Annotate the direction of time on connected scatterplots
For trend communication in ordered-time paired series, use explicit time-direction annotation on connected scatterplots to prevent ambiguous sequence reading and mitigate backward interpretations for novice readers.
- purpose:refine
- basis:empirical
- time:ordered-time
- chart:scatter
- quality:fidelity
- lever:text-annotation
- component:annotation:use
- literacy:novice
advice
Add time-direction cues
Mark the direction of time directly on the connected path. For example, add arrows, start and end symbols, or point labels so readers do not have to infer the sequence from surrounding text alone.
reason
Why explicit direction cues work
Connected scatterplots do not place time on an axis, so the line itself must carry sequence. Without a direction cue, the same shape can support opposite stories.
Mechanism: Direct time-direction marks tell readers which point comes first and which way to follow the line, reducing ambiguity when the path loops, crosses itself, or changes direction sharply.
Evidence: The paper shows that a connected scatterplot can be drastically misinterpreted without a direction indicator, and the translation study found time reversals in connected-scatterplot reading and copying tasks; it recommends explicit annotation of temporal direction in addition to other cues (Haroz et al., 2016).
context
Use when the chart must stand alone
- User Goal: Communicate how the paired series evolves over time.
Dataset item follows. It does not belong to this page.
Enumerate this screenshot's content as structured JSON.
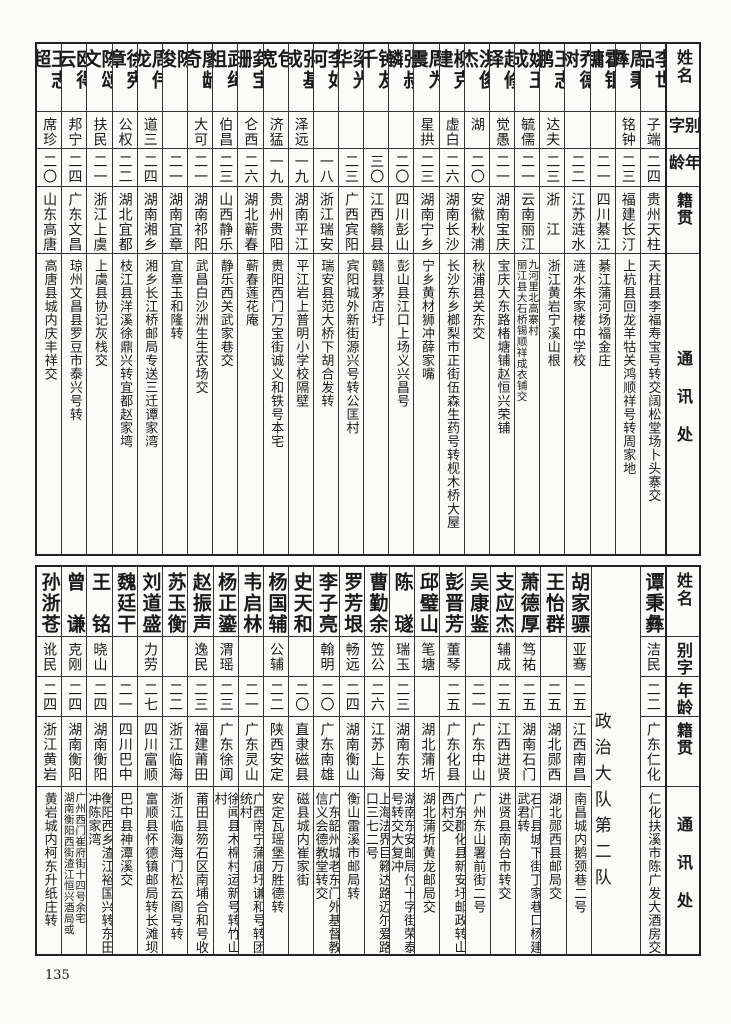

- Task: Let readers recover the start-to-end sequence from the chart itself.
- Data: Two paired time series connected in temporal order.
- Chart Setting: A static, self-contained connected scatterplot.
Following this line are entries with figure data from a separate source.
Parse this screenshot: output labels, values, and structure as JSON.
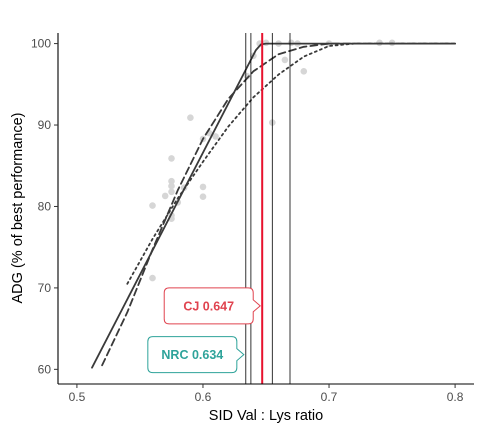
{
  "chart_data": {
    "type": "scatter",
    "xlabel": "SID Val : Lys ratio",
    "ylabel": "ADG (% of best performance)",
    "xlim": [
      0.485,
      0.815
    ],
    "ylim": [
      58.2,
      101.3
    ],
    "xticks": [
      0.5,
      0.6,
      0.7,
      0.8
    ],
    "yticks": [
      60,
      70,
      80,
      90,
      100
    ],
    "grid": false,
    "colors": {
      "points": "#d6d6d6",
      "lines": "#3a3a3a",
      "cj_line": "#e8112d",
      "cj_label": "#e0434f",
      "nrc_label": "#2ea39a",
      "ref_lines": "#000000"
    },
    "points": [
      {
        "x": 0.56,
        "y": 71.2
      },
      {
        "x": 0.56,
        "y": 80.1
      },
      {
        "x": 0.57,
        "y": 81.3
      },
      {
        "x": 0.575,
        "y": 78.9
      },
      {
        "x": 0.575,
        "y": 78.5
      },
      {
        "x": 0.575,
        "y": 81.8
      },
      {
        "x": 0.575,
        "y": 82.5
      },
      {
        "x": 0.575,
        "y": 83.1
      },
      {
        "x": 0.575,
        "y": 85.9
      },
      {
        "x": 0.58,
        "y": 80.5
      },
      {
        "x": 0.585,
        "y": 82.3
      },
      {
        "x": 0.59,
        "y": 90.9
      },
      {
        "x": 0.6,
        "y": 88.3
      },
      {
        "x": 0.6,
        "y": 82.4
      },
      {
        "x": 0.6,
        "y": 81.2
      },
      {
        "x": 0.605,
        "y": 89.0
      },
      {
        "x": 0.61,
        "y": 88.6
      },
      {
        "x": 0.635,
        "y": 96.0
      },
      {
        "x": 0.64,
        "y": 98.5
      },
      {
        "x": 0.645,
        "y": 100.0
      },
      {
        "x": 0.65,
        "y": 100.1
      },
      {
        "x": 0.655,
        "y": 90.3
      },
      {
        "x": 0.66,
        "y": 100.0
      },
      {
        "x": 0.665,
        "y": 98.0
      },
      {
        "x": 0.67,
        "y": 100.1
      },
      {
        "x": 0.675,
        "y": 100.0
      },
      {
        "x": 0.68,
        "y": 96.6
      },
      {
        "x": 0.7,
        "y": 100.0
      },
      {
        "x": 0.74,
        "y": 100.1
      },
      {
        "x": 0.75,
        "y": 100.1
      }
    ],
    "series": [
      {
        "style": "solid",
        "x": [
          0.512,
          0.642,
          0.646,
          0.65,
          0.8
        ],
        "y": [
          60.2,
          99.2,
          99.9,
          100.0,
          100.0
        ]
      },
      {
        "style": "dashed",
        "x": [
          0.52,
          0.54,
          0.56,
          0.58,
          0.6,
          0.62,
          0.64,
          0.66,
          0.68,
          0.7,
          0.72,
          0.75,
          0.8
        ],
        "y": [
          60.5,
          67.0,
          74.7,
          82.0,
          88.3,
          93.2,
          96.6,
          98.7,
          99.6,
          100.0,
          100.0,
          100.0,
          100.0
        ]
      },
      {
        "style": "dotted",
        "x": [
          0.54,
          0.56,
          0.58,
          0.6,
          0.62,
          0.64,
          0.66,
          0.68,
          0.7,
          0.72,
          0.75,
          0.8
        ],
        "y": [
          70.5,
          76.0,
          81.0,
          85.5,
          89.8,
          93.4,
          96.2,
          98.4,
          99.7,
          100.0,
          100.0,
          100.0
        ]
      }
    ],
    "reference_lines": [
      0.634,
      0.638,
      0.647,
      0.655,
      0.669
    ],
    "cj_line": 0.647,
    "annotations": [
      {
        "text": "CJ 0.647",
        "x": 0.647,
        "y": 67.8,
        "color": "cj"
      },
      {
        "text": "NRC 0.634",
        "x": 0.634,
        "y": 61.8,
        "color": "nrc"
      }
    ]
  }
}
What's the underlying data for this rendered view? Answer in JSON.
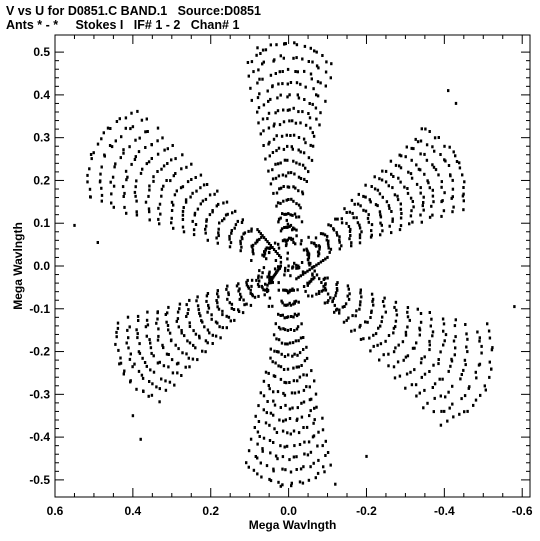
{
  "header": {
    "line1": "V vs U for D0851.C BAND.1   Source:D0851",
    "line2": "Ants * - *     Stokes I   IF# 1 - 2   Chan# 1"
  },
  "chart_data": {
    "type": "scatter",
    "title": "V vs U for D0851.C BAND.1   Source:D0851",
    "subtitle": "Ants * - *     Stokes I   IF# 1 - 2   Chan# 1",
    "xlabel": "Mega Wavlngth",
    "ylabel": "Mega Wavlngth",
    "xlim": [
      0.6,
      -0.62
    ],
    "ylim": [
      -0.54,
      0.54
    ],
    "x_ticks": [
      0.6,
      0.4,
      0.2,
      0.0,
      -0.2,
      -0.4,
      -0.6
    ],
    "x_tick_labels": [
      "0.6",
      "0.4",
      "0.2",
      "0.0",
      "-0.2",
      "-0.4",
      "-0.6"
    ],
    "y_ticks": [
      0.5,
      0.4,
      0.3,
      0.2,
      0.1,
      0.0,
      -0.1,
      -0.2,
      -0.3,
      -0.4,
      -0.5
    ],
    "y_tick_labels": [
      "0.5",
      "0.4",
      "0.3",
      "0.2",
      "0.1",
      "0.0",
      "-0.1",
      "-0.2",
      "-0.3",
      "-0.4",
      "-0.5"
    ],
    "grid": false,
    "marker_color": "#000000",
    "arms": [
      {
        "name": "",
        "angle_deg": 90,
        "max_radius": 0.52
      },
      {
        "name": "",
        "angle_deg": 30,
        "max_radius": 0.5
      },
      {
        "name": "",
        "angle_deg": -30,
        "max_radius": 0.58
      },
      {
        "name": "",
        "angle_deg": -90,
        "max_radius": 0.51
      },
      {
        "name": "",
        "angle_deg": 150,
        "max_radius": 0.57
      },
      {
        "name": "",
        "angle_deg": 210,
        "max_radius": 0.49
      }
    ],
    "sample_points": [
      {
        "u": 0.01,
        "v": 0.52
      },
      {
        "u": 0.08,
        "v": 0.51
      },
      {
        "u": -0.41,
        "v": 0.41
      },
      {
        "u": -0.43,
        "v": 0.38
      },
      {
        "u": 0.55,
        "v": 0.095
      },
      {
        "u": 0.49,
        "v": 0.055
      },
      {
        "u": -0.58,
        "v": -0.095
      },
      {
        "u": -0.51,
        "v": -0.135
      },
      {
        "u": 0.4,
        "v": -0.35
      },
      {
        "u": 0.38,
        "v": -0.405
      },
      {
        "u": 0.02,
        "v": -0.515
      },
      {
        "u": -0.12,
        "v": -0.51
      },
      {
        "u": -0.2,
        "v": -0.445
      },
      {
        "u": 0.0,
        "v": 0.0
      }
    ]
  }
}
- Audience: Readers with little prior experience reading connected scatterplots.
- Success Criterion: Readers identify direction correctly without relying on caption text.
exceptions
Do not use when motion already provides direction
Break it when: Interaction or animation already guides viewers through the sequence. Why: The paper notes that motion on the web can help guide readers toward a non-conventional reading direction.
costs
Costs of adding direction marks
Sacrifice: The chart becomes less visually spare.
Risk: Arrows alone may still not eliminate time reversals.
Mitigation: Combine the annotation with a left-to-right global time flow when possible.
mistakes
Common direction-annotation failures
- Mistake: Leave direction implicit or explain it only in surrounding text. Why it fails: The chart becomes less self-contained and readers can miss critical information.
- Mistake: Assume arrows alone fully solve direction confusion. Why it fails: Time reversals were still the dominant error pattern in connected-scatterplot tasks.
check
Check whether time direction is self-evident
Failure Sign: Different readers give opposite start-to-end interpretations of the same line.
Quick Check: Hide the surrounding text and ask a reader to point to the start and end of the path.
Stronger Test: Ask a reader to redraw or verbally replay the sequence from the chart alone and inspect whether the order is reversed.
fix
Fix ambiguous sequence reading
- Add arrows along the path to indicate forward time.
- Mark the first and last point with distinct start and end symbols.
- Label points or segments with time labels when the sequence still feels ambiguous.
- If readers still reverse time, reorder the axes so the path flows more clearly from left to right.